Suffering from a torn triceps injury, Lewis returned to field faster than most. At 37-years-old, that raises some eyebrows.
Reports then surfaced about him using deer antler spray, a medical term is IGF-1. It’s a type of growth hormone that can help athletes recover faster from injuries. This is also a banned substance by the NFL.
Lewis adamantly denied these stories at Media Day in New Orleans.
Did he use it? I honestly don’t know, but it’s something to think about. He came back from an injury that would’ve ended most players’ seasons. He did this at the ripe age of 37.
Ray Lewis wants everyone to forget what happened 13 years ago, but I won’t. Those men’s deaths shouldn’t be in vain.
Until Lewis actually tells the world what happened, I will have my doubts about him. I don’t know if Ray Lewis is a good man or a really good liar.
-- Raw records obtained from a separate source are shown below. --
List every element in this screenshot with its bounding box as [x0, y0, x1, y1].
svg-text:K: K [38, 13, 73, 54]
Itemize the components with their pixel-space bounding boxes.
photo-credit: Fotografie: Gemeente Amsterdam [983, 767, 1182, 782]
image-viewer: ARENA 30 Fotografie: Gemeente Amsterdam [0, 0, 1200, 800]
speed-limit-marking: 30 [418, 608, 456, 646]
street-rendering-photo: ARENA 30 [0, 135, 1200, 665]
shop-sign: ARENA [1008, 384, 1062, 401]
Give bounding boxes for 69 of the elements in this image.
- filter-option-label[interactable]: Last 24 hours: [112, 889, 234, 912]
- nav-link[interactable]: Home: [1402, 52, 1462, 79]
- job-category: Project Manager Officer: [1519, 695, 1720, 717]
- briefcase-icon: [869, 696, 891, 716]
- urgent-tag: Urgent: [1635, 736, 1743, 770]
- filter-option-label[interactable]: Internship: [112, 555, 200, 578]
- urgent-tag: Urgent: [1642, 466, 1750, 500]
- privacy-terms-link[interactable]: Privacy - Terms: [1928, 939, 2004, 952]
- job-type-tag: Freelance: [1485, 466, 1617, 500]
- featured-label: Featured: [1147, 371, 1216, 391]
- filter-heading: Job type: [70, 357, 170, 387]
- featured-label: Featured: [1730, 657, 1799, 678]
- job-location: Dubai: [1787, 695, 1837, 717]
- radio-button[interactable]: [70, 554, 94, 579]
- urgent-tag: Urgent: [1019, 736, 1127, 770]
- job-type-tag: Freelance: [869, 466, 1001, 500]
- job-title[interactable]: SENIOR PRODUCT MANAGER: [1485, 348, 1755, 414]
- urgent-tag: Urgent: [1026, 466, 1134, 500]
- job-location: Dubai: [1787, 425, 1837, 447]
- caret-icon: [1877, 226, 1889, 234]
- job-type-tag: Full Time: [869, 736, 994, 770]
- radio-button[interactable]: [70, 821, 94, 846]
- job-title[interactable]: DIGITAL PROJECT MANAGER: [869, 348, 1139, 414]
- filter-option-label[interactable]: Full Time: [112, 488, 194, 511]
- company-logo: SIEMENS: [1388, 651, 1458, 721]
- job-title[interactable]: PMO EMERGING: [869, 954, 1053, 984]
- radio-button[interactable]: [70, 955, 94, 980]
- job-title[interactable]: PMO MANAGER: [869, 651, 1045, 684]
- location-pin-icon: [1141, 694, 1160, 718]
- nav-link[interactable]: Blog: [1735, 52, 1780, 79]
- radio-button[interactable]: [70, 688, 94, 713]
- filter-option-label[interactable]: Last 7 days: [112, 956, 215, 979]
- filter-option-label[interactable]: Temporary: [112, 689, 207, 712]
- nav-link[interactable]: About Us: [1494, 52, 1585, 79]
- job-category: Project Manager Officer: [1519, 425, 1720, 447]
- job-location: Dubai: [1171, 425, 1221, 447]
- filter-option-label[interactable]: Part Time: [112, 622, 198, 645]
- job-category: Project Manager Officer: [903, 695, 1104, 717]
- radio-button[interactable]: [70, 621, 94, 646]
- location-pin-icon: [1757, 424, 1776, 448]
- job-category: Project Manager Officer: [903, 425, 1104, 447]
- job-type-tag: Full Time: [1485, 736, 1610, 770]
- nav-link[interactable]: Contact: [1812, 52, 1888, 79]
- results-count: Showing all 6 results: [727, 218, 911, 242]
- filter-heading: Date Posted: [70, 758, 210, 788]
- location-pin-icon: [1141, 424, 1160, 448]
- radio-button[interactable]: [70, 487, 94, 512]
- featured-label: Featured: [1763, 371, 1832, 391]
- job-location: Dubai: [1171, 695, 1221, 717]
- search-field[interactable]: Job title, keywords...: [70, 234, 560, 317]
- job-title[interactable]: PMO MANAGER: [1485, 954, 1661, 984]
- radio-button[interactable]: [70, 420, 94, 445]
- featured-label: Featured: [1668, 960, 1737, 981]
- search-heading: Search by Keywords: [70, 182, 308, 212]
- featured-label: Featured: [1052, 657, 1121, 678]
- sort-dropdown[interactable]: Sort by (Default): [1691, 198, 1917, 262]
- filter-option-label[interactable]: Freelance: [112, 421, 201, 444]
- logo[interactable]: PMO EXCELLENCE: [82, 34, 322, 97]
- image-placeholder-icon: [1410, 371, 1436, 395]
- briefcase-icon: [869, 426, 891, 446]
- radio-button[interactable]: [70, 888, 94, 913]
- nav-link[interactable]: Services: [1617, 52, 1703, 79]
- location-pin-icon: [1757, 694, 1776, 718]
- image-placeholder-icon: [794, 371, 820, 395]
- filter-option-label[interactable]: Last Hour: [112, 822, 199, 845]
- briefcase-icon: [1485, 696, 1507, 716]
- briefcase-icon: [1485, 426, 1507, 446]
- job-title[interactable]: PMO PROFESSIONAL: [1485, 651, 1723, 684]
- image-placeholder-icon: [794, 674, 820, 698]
Let it be known, I have great respect for Ray Lewis, the football player. Chances are, we’ll never see a guy with his work ethic and leadership qualities again.
Ray Lewis, the man, is someone who I’m not so sure of. Is he the bible-preaching, running back, crushing leader on the field or is he the man that got away with murder?
As a football player, I will greatly miss him. The NFL isn’t going to be the same without him.
But for a man that claims God doesn’t make mistakes, he should be smart enough to know that men do make mistakes.
Maybe it’s time Ray stops preaching and starts actually speaking the truth about that night and PEDs.